Entre os pratos mais tradicionais de pinhão estão também os consumidos após cozimento em água e o que chamam de “sapecada”, em que são jogadas as sementes em uma fogueira de grimpas (galhos secos do pinheiro) , além dos pinhões assados na chapa do fogão à lenha. Os hábitos do passado são apreciados por turistas,. Mas as perspectivas na culinária são muito maiores.
“As mulheres são fundamentais na cadeia produtiva do pinhão, pois somos nós que fazemos os testes e inventamos receitas de pratos. A gastronomia é essencial para o turismo e eu sou apaixonada pela araucária”, afirma Valsíria Kuhnen Ribeiro, ativista de duas associações, a de produtores, Renascer, e a de turismo, Acolhida na Colônia, em Urubici. Ela também faz parte do PAT Planalto Sul.
Valsíria investe no agroturismo desde 2011 e diz que todos os alimentos que serve são feitos com produtos plantados por ela. Ela também viaja para buscar novos conhecimentos nos estados e cidades onde há projetos com base nas oportunidades oferecidas pelas florestas do pinheiro brasileiro tanto na área de manejo de mudas como na gastronomia. Já tem experimentos de diversas receitas que inventou e aprendeu com pinhão. Canjicas, churrasco vegetariano, nhoque, omelete, pão. Também faz teste com congelamentos dos produtos, já que a semente in natura ela diz que perde o sabor. E prepara o tradicional sagu da Região Sul, substituindo a fécula de mandioca por pinhão, que naturalmente fica granulado quando processado. Uma de suas expectativas em relação ao PAT é a aquisição de máquinas que justamente ofereçam a possibilidade de transformar a textura do pinhão processado para a fabricação de farinhas e a ampliação das opções gastronômicas.
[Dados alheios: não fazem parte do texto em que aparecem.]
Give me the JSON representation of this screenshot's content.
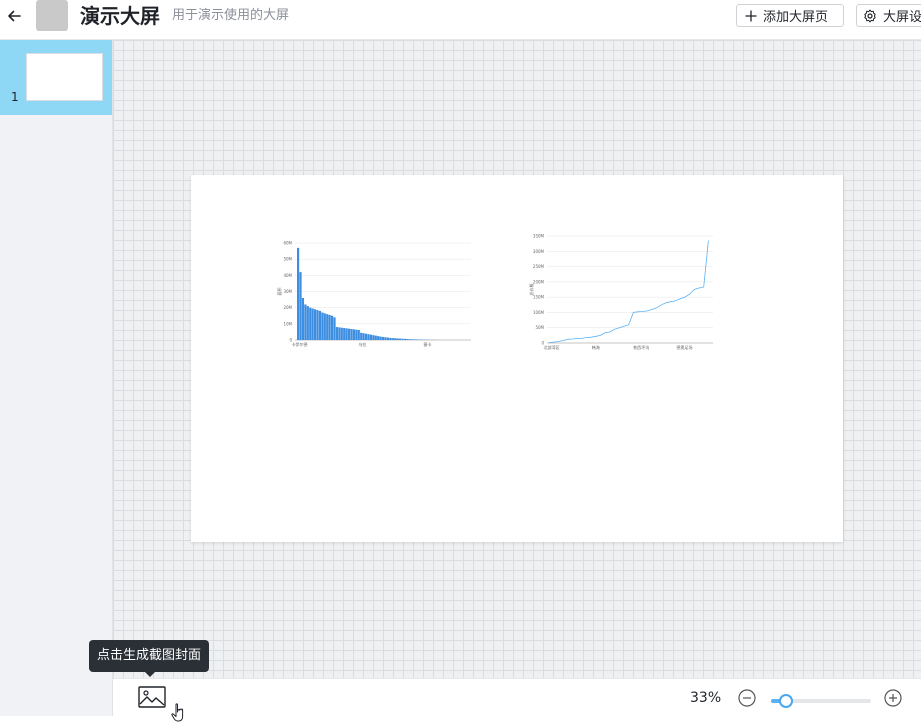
{
  "header": {
    "title": "演示大屏",
    "subtitle": "用于演示使用的大屏",
    "add_page_label": "添加大屏页",
    "settings_label": "大屏设"
  },
  "sidebar": {
    "pages": [
      {
        "number": "1"
      }
    ]
  },
  "tooltip": {
    "text": "点击生成截图封面"
  },
  "toolbar": {
    "zoom": "33%",
    "zoom_fraction": 0.15
  },
  "colors": {
    "accent": "#5ab2f5",
    "bar": "#3d8ee0",
    "selected_page": "#8fd8f5"
  },
  "icons": {
    "back": "arrow-left-icon",
    "add": "plus-icon",
    "settings": "gear-icon",
    "screenshot": "image-icon",
    "zoom_out": "minus-circle-icon",
    "zoom_in": "plus-circle-icon"
  },
  "chart_data": [
    {
      "type": "bar",
      "ylabel": "面积",
      "y_ticks": [
        "0",
        "10M",
        "20M",
        "30M",
        "40M",
        "50M",
        "60M"
      ],
      "ylim": [
        0,
        60000000
      ],
      "x_tick_labels": [
        "卡伊尔德",
        "乌拉",
        "塞卡"
      ],
      "values": [
        57000000,
        42000000,
        26000000,
        22000000,
        21000000,
        20000000,
        19500000,
        19000000,
        18500000,
        18000000,
        17000000,
        16500000,
        16000000,
        15500000,
        15000000,
        14000000,
        8000000,
        7800000,
        7600000,
        7400000,
        7200000,
        7000000,
        6800000,
        6600000,
        6400000,
        6200000,
        4500000,
        4200000,
        3900000,
        3600000,
        3300000,
        3000000,
        2700000,
        2400000,
        2100000,
        1900000,
        1700000,
        1500000,
        1300000,
        1200000,
        1100000,
        1000000,
        900000,
        800000,
        700000,
        600000,
        500000,
        450000,
        400000,
        350000,
        300000,
        250000,
        200000,
        150000,
        120000,
        100000,
        80000,
        60000
      ],
      "grid": true
    },
    {
      "type": "line",
      "ylabel": "总价格",
      "y_ticks": [
        "0",
        "50M",
        "100M",
        "150M",
        "200M",
        "250M",
        "300M",
        "350M"
      ],
      "ylim": [
        0,
        350000000
      ],
      "x_tick_labels": [
        "北部湾区",
        "韩海",
        "乾西坪沟",
        "德奥足场"
      ],
      "values": [
        1000000,
        3000000,
        5000000,
        8000000,
        12000000,
        13000000,
        15000000,
        15000000,
        18000000,
        19000000,
        22000000,
        25000000,
        34000000,
        36000000,
        45000000,
        50000000,
        55000000,
        60000000,
        100000000,
        102000000,
        103000000,
        105000000,
        110000000,
        115000000,
        125000000,
        132000000,
        135000000,
        138000000,
        145000000,
        150000000,
        160000000,
        175000000,
        180000000,
        183000000,
        335000000
      ],
      "grid": true
    }
  ]
}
“A atividade de extrativismo do pinhão necessita de um olhar atento do poder público e da sociedade, pois os frutos deste trabalho beneficiam as comunidades envolvidas, mas também a conservação de um ecossistema ameaçado e o bem-estar das futuras gerações”, finaliza Luthiana Carbonell, coordenadora do PAT Planalto Sul (IMA-SC).